Nous souhaitons aussi, à l’occasion de cette prise de parole, exprimer notre soulagement sur la décision du gouvernement de ne pas suivre les avis proposant l’élargissement du diagnostic préimplantatoire (DPI) à la trisomie 21. Cela aurait été une stigmatisation supplémentaire des personnes trisomiques intensifiant leur discrimination.

Les personnes handicapées nous révèlent notre propre façon d’être au monde et pour le monde. D’où l’urgence, pour notre société, de trouver une solution véritablement digne de notre humanité.

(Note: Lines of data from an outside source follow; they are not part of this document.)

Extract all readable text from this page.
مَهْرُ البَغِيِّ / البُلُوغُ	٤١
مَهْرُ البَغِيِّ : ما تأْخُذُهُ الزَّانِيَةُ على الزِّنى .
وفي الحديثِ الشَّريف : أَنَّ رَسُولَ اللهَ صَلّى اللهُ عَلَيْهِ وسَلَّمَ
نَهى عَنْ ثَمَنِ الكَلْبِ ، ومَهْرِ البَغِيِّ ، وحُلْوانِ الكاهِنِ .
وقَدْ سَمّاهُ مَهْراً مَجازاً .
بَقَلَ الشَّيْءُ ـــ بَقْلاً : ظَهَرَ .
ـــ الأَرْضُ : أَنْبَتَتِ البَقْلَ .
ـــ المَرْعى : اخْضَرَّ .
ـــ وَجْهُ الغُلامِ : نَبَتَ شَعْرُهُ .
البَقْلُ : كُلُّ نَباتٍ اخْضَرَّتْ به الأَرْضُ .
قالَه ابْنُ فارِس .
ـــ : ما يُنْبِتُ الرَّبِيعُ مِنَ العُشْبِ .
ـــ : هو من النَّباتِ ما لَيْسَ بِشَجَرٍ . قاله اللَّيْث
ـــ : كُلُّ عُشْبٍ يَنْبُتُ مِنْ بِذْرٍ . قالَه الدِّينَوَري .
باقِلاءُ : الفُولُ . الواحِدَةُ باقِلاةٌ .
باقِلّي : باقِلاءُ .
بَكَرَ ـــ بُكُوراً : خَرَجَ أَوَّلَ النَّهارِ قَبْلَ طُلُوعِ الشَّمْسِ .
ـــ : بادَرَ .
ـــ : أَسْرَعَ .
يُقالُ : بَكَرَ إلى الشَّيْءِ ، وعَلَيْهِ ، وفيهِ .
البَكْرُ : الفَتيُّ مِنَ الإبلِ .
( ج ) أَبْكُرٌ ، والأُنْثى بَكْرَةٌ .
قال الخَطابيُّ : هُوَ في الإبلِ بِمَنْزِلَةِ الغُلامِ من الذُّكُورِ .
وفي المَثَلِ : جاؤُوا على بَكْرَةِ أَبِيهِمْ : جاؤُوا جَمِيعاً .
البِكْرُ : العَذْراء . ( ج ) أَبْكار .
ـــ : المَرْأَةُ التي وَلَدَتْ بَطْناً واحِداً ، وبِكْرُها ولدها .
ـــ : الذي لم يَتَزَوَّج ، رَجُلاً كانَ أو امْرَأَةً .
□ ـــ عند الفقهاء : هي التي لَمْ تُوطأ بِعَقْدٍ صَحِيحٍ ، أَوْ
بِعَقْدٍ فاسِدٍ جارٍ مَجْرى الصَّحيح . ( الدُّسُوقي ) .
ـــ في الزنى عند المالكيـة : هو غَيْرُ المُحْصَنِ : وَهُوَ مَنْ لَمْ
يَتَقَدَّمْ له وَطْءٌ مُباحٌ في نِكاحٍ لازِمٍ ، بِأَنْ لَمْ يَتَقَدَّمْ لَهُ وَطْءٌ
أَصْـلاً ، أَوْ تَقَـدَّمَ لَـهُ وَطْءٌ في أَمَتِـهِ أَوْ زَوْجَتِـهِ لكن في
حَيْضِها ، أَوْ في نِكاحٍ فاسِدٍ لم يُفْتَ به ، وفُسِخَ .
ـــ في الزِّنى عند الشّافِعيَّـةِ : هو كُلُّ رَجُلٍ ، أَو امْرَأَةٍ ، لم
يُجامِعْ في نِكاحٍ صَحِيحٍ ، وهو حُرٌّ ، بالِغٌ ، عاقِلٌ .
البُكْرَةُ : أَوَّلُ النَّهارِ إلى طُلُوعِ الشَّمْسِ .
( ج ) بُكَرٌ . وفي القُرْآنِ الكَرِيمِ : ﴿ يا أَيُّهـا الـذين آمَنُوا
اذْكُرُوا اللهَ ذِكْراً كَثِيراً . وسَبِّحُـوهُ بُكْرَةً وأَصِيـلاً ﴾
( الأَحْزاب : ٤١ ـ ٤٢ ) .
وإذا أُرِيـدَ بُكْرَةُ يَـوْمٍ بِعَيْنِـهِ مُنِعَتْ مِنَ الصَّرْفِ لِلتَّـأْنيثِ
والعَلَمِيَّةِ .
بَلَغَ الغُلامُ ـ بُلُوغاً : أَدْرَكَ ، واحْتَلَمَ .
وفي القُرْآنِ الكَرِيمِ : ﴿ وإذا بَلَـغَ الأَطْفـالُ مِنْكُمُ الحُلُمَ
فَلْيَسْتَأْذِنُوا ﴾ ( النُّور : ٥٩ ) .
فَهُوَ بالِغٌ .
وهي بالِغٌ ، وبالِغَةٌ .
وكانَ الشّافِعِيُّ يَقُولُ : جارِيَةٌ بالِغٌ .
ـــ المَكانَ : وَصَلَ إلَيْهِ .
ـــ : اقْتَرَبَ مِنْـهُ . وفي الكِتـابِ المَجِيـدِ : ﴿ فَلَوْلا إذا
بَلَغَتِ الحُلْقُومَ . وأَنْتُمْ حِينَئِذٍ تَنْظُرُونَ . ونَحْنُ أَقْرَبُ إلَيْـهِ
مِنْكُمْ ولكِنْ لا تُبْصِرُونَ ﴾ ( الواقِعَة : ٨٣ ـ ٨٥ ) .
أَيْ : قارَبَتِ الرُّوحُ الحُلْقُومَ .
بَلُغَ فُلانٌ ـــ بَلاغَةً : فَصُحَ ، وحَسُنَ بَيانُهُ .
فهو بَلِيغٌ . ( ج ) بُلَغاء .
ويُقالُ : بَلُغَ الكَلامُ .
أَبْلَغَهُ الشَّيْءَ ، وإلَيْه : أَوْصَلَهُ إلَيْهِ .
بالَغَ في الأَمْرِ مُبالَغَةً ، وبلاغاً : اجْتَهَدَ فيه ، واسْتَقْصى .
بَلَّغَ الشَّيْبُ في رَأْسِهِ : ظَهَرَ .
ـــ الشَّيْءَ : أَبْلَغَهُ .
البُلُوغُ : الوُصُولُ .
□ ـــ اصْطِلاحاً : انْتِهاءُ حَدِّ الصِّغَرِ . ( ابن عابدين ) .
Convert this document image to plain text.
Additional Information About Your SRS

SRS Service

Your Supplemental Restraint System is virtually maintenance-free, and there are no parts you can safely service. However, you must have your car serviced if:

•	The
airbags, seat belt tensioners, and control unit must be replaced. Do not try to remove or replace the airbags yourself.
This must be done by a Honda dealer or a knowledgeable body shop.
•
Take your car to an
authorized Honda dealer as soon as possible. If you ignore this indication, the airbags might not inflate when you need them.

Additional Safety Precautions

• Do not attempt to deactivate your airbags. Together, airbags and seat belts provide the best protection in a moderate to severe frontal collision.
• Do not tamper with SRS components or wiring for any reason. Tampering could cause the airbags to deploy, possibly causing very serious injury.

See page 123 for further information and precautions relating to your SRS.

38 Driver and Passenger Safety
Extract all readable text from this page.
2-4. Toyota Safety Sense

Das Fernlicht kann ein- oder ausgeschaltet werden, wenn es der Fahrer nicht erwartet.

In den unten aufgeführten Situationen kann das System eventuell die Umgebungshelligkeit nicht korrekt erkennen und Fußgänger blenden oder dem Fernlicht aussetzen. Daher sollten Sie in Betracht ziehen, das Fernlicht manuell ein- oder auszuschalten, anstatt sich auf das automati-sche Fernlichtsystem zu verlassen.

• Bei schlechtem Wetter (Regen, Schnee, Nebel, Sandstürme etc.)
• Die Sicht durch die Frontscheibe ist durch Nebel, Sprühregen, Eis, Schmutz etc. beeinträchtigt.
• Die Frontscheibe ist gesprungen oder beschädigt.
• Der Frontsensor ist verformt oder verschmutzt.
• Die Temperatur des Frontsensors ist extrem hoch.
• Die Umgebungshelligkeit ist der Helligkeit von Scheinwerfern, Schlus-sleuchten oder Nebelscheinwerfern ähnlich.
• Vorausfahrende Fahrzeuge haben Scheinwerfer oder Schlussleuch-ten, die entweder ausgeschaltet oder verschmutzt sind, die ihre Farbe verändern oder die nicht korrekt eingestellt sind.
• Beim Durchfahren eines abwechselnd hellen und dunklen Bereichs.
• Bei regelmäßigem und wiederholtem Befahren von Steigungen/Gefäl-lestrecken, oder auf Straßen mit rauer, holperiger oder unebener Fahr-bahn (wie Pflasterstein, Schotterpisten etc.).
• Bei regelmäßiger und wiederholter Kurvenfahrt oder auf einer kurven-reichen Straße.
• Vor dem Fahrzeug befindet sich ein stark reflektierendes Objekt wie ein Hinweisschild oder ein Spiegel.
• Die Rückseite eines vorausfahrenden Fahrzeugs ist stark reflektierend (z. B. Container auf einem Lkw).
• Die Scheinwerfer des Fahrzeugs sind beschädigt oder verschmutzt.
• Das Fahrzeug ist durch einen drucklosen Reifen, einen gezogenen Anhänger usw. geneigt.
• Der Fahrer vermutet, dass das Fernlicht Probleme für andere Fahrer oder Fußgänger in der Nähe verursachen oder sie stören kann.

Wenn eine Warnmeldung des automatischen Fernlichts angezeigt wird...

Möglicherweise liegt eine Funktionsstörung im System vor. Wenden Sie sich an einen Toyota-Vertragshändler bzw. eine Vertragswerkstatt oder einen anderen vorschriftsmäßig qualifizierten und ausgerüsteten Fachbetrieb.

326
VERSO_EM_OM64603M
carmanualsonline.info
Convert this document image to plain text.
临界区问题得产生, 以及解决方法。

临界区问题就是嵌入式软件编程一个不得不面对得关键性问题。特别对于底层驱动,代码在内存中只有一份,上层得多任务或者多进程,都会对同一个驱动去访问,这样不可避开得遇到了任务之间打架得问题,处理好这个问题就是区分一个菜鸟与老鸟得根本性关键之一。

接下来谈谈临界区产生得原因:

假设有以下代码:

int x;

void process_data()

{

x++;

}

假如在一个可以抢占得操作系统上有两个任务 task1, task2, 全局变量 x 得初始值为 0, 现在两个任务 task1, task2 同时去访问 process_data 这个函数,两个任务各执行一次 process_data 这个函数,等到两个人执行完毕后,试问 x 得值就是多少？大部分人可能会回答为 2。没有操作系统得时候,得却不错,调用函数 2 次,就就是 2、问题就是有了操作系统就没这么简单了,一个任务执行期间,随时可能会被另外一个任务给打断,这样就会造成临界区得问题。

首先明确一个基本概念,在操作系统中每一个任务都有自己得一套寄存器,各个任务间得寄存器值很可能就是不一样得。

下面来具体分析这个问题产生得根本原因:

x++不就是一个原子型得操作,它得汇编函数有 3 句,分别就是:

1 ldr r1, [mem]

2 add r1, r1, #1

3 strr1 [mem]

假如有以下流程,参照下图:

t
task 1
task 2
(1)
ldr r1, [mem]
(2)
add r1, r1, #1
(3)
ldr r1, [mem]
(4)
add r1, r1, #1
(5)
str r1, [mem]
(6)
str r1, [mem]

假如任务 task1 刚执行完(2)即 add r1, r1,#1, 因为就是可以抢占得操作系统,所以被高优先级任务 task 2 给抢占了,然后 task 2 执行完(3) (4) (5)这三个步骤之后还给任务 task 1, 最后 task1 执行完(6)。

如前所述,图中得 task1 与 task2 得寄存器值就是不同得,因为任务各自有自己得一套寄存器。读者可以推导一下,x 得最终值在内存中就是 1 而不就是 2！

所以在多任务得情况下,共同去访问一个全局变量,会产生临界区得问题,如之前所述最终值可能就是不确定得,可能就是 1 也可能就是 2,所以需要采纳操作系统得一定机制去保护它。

D’où l’extrême vigilance de milliers de parents sur ces débats autour du projet de loi de bioéthique.

  • Pour le Collectif Les amis d’Eléonore, Emmanuel Laloux, président
  • Pour le Collectif contre l’Handiphobie, Alexandre Varaut, président
  • Pour Down UP, Jean-Paul Wickaert, vice-président
  • Pour Foi et Lumière, Ghislain du Chéné, coordinateur international
  • Pour la Fondation Jérôme Lejeune, Jean-Marie Le Méné, président
  • Pour Handicap Rêves Défis Jeunesse, François Beiger, directeur
  • Pour Les Amis de La Ruche, Marielle Puvis, présidente
  • Pour L’Office chrétien des Personnes handicapées, Philippe de La Chapelle, directeur
  • Pour Maisons Saint-Joseph, Bertrand de Dieuleveult, directeur
  • Pour Regard sur la trisomie 21, Alexia Lantrès, présidente

http://www.lavie.fr/


*« C’est de ta peur dont j’ai peur » – W. Shakespeare

**Chiffres cités dans le Rapport du Conseil d’Etat La révision des Lois de bioéthique, mai 2009 + Référence scientifique : publication de Boyd PA et al. (2002-2004)
*** « Les Français et la trisomie 21 – 1ere enquête miroir entre le grand public et les personnes trisomiques 21 » – Septembre 2010 – Enquête réalisée pour le Collectif des Amis d’Eléonore par l’agence Règle de trois.